—¡Ay qué tonta! ¡La Camella tiene un olfato...! La otra noche vino a esta ventana, y pegaba las narices al quicio como los perros ratoneros cuando rastrean el ratón. Golía, golía, y sus resoplidos se oían desde el portal. Pues ella y otras te han descubierto, y ya no hay escape. Lárgate pronto de aquí, y escóndete donde puedas.

—Ahora mismo —dijo Ándara, envolviéndose en su mantón.

—No, no —agregó la Chanfa, quitándoselo—. Voy a darte uno mío, el más viejo, para que te disfraces mejor. Y también te daré una bata vieja. Aquí dejas toda la ropa manchada de sangre, que yo la esconderé... Y que coste que esto no lo hago por ti, feróstica, sino por el padruco, que está en el compromiso de que le tengan o no le tengan por un peine como tú. Que la justicia es muy perra, y en todo ha de meter el hocico. Ahora, este serófico tiene que hacer lo que yo le diga, si no, le empapelan también, y que vengan los angelitos a librarle de ir a la cárcel.

—¿Qué tengo yo que hacer?, sepámoslo —preguntó el sacerdote, que si al principio parecía sereno, luego se le vio un tanto pensativo.

—Pues usted negar, negar y negar siempre. Esta pájara se va de aquí, y se esconde donde puede. Se quita todo, solutamente todo el rastro de ella: yo limpiaré la salita, lavaré los baldosines, y usted, señor Nazarillo de mis pecados, cuando vengan los de la justicia, dice a todo que no, y que aquí no ha estado ella, y que es mentira. Y que lo prueben, ¡contro!, que lo prueben.

El curita callaba; mas la diabólica Ándara apoyó con calor las enérgicas razones de Estefanía.

—Es una gaita —prosiguió esta— que no se pueda quitar el condenado olor... ¿Pero cómo lo quitamos...? ¡Ah, mala sangre, hija de la gran loba, pelleja maldita! ¿Por qué en vez de traerte acá este pachulí que trasciende a demonios, no te trajiste toda la perfumería de los estercoleros de Madrid, grandísima puerca?

Acordada la najencia de Ándara, la hombruna patrona, que era toda actividad en los momentos de apuro, trajo sin tardanza las ropas que la criminal debía ponerse en sustitución de las ensangrentadas, para favorecer con algún disfraz su escapatoria en busca de mejor escondite.

—¿Vendrán pronto? —preguntó a la Chanfa, con resolución de acelerar su partida.

—Aún tenemos tiempo de arreglar esto —replicó la otra—, porque ahora van con la denuncia, y lo menos hasta las diez o diez y media no llegarán aquí los caifases.

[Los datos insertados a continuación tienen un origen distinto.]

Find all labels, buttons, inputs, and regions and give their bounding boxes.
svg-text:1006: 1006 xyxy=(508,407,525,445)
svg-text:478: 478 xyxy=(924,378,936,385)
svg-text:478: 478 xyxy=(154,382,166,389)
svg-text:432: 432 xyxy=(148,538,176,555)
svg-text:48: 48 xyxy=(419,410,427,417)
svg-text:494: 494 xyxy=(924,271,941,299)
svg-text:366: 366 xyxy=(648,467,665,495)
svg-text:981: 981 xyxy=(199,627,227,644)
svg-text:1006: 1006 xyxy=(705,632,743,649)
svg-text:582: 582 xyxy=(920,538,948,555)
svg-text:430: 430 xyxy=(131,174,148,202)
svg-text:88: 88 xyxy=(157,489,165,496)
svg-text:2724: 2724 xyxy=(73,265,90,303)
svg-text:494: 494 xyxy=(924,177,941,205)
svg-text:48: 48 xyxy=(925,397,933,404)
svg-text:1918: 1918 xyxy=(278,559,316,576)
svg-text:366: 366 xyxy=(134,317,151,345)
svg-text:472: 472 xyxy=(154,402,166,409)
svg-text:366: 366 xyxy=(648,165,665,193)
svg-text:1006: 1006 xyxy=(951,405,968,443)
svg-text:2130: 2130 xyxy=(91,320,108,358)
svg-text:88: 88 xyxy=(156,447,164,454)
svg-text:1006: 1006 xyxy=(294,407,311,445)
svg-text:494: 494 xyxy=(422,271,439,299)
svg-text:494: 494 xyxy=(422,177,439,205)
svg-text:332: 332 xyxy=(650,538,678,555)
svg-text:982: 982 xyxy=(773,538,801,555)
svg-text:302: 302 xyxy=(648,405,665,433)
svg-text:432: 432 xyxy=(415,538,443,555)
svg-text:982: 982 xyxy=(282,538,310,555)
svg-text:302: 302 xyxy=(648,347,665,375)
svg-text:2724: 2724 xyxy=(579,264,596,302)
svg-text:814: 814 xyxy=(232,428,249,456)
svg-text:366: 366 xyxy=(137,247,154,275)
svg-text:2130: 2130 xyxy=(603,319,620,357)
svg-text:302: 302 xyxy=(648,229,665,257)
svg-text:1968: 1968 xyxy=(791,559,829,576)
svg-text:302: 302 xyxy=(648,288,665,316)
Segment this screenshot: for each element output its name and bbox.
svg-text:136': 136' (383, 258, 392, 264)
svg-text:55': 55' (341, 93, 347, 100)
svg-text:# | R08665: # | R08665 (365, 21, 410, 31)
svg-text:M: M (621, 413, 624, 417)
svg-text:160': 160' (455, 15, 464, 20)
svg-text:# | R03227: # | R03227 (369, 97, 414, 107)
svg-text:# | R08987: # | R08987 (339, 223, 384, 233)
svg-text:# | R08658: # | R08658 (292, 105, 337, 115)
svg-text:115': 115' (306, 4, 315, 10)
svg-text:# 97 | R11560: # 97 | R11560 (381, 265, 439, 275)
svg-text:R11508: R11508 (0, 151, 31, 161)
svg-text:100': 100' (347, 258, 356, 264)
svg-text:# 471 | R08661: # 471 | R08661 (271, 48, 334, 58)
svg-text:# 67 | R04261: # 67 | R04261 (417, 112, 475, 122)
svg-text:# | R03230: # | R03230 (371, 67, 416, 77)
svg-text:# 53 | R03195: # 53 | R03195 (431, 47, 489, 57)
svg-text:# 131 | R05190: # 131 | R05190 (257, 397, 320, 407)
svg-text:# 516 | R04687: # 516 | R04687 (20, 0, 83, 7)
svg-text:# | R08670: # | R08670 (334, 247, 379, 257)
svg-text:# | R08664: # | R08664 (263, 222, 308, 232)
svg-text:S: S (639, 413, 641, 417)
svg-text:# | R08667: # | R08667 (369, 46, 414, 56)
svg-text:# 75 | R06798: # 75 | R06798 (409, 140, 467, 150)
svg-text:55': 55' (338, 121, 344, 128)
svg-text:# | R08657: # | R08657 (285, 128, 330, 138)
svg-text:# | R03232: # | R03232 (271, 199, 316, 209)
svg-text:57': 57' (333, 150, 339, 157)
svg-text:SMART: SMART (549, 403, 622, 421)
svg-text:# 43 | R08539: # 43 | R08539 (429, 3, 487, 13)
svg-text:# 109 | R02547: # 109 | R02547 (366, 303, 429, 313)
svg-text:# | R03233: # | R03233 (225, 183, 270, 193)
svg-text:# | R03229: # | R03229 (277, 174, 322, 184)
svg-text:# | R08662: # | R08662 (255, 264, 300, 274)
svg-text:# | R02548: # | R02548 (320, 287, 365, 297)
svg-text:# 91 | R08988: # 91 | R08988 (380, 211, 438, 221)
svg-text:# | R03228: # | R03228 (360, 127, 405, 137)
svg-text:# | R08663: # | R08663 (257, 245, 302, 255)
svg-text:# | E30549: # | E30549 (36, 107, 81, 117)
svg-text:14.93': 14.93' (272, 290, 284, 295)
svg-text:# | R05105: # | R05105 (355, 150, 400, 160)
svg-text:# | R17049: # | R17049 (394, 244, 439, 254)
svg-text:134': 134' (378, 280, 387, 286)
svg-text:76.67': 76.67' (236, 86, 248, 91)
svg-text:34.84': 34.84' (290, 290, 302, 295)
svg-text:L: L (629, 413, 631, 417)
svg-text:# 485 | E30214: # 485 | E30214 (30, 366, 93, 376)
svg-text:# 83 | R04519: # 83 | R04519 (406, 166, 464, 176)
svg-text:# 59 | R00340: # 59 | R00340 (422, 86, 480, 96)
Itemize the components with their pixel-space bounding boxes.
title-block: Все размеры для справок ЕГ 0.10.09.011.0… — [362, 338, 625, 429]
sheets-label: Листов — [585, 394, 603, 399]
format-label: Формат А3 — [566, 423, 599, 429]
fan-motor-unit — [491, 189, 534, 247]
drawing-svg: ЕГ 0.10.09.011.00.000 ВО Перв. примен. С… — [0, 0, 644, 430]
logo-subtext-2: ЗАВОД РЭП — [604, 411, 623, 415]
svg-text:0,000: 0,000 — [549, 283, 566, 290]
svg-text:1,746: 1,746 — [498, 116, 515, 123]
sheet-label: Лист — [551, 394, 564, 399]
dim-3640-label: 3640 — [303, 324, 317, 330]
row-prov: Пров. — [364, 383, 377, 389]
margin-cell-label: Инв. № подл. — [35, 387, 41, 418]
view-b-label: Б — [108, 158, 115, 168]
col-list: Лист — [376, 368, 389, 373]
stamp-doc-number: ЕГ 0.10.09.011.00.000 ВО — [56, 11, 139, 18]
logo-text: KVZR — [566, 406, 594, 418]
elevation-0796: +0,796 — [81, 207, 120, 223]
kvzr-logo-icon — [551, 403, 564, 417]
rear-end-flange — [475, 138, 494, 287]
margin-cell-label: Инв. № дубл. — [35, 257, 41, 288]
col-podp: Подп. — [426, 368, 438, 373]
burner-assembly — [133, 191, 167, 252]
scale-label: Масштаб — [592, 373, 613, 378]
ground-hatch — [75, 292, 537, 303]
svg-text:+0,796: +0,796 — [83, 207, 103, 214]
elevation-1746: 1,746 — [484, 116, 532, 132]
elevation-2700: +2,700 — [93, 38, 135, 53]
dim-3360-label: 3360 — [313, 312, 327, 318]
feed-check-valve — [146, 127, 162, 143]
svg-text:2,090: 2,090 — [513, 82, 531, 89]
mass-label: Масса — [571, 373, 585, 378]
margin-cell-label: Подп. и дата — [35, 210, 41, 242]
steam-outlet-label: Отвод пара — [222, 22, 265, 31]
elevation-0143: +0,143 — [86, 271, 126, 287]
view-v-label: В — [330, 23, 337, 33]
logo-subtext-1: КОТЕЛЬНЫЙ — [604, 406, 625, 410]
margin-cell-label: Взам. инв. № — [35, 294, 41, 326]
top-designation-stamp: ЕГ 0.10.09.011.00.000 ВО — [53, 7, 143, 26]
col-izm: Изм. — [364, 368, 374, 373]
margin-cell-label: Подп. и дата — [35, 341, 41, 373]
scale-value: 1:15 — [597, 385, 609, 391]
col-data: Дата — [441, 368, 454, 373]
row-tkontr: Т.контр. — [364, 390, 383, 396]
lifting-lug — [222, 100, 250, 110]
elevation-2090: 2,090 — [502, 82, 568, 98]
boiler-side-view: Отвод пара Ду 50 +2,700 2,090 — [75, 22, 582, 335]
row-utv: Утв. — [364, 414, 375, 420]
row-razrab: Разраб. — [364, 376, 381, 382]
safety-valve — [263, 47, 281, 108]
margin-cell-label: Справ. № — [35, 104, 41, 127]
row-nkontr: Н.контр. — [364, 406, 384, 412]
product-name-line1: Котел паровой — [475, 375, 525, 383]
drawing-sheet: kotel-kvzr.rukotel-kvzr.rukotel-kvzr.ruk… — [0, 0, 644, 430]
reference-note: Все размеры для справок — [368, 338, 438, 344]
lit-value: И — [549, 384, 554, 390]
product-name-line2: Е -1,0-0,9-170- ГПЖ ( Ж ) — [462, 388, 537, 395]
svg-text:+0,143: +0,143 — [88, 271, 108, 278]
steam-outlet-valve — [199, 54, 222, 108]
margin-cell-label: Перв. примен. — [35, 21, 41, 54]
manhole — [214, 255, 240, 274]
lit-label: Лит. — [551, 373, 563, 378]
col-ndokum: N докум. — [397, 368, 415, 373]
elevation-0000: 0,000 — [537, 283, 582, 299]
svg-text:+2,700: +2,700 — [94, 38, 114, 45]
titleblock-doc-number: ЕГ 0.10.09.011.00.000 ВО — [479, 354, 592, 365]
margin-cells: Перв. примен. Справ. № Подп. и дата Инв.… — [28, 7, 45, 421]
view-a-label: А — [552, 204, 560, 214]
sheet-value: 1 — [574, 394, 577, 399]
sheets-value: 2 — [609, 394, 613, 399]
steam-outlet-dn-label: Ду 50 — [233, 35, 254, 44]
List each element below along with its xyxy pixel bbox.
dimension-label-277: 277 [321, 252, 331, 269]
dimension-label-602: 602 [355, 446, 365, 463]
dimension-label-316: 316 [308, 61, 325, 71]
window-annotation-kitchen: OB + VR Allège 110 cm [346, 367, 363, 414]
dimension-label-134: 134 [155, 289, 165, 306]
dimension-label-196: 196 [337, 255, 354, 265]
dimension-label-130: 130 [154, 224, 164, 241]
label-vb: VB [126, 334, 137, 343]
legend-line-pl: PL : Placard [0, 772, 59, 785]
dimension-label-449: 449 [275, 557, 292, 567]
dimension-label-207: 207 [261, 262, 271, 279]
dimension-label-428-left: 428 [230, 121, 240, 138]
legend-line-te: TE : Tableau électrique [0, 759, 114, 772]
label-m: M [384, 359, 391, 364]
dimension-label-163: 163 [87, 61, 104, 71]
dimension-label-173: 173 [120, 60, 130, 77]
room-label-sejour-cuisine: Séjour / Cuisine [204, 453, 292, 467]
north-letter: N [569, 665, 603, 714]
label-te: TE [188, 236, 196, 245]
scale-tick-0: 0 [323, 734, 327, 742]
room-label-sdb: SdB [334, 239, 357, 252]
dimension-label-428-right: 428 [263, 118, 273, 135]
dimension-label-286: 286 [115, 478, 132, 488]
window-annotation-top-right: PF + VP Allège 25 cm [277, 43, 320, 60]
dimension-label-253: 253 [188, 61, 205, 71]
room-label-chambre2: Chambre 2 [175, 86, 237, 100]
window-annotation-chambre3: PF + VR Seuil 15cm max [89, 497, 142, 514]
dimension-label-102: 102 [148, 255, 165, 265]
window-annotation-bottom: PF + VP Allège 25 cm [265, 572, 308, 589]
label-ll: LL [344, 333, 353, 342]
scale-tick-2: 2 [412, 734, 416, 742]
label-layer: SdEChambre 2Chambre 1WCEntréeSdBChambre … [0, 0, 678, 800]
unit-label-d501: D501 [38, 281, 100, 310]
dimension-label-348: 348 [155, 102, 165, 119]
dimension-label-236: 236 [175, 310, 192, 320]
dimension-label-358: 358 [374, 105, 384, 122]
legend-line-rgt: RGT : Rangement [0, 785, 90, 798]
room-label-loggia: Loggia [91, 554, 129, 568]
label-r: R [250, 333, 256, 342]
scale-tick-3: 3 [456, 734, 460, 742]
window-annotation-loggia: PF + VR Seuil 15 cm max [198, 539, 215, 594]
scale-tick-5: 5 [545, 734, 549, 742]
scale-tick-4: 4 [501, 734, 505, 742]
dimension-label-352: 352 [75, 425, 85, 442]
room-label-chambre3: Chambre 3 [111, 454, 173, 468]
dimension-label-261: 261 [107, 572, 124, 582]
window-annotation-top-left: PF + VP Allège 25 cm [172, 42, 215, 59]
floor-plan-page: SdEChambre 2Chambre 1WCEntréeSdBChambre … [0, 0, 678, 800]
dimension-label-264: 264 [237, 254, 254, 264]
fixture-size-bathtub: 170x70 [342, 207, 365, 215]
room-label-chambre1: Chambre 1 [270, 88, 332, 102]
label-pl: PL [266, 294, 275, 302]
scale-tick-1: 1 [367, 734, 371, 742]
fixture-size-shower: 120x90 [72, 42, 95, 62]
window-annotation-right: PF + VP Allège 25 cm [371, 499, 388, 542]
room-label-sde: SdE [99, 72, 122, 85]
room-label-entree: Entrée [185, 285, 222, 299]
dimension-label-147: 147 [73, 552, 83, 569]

Me lo ha dicho Blas Portela, que está al tanto de todos estos líos de justicia, y sabe cuándo les pica una pulga a los señores de las Salesas. Tenemos tiempo de lavar y de quitar hasta el último rastro de esta sinvergonzona... Y usted, señor san Cándido, ahora no sirve aquí más que de estorbo. Váyase a dar un paseo.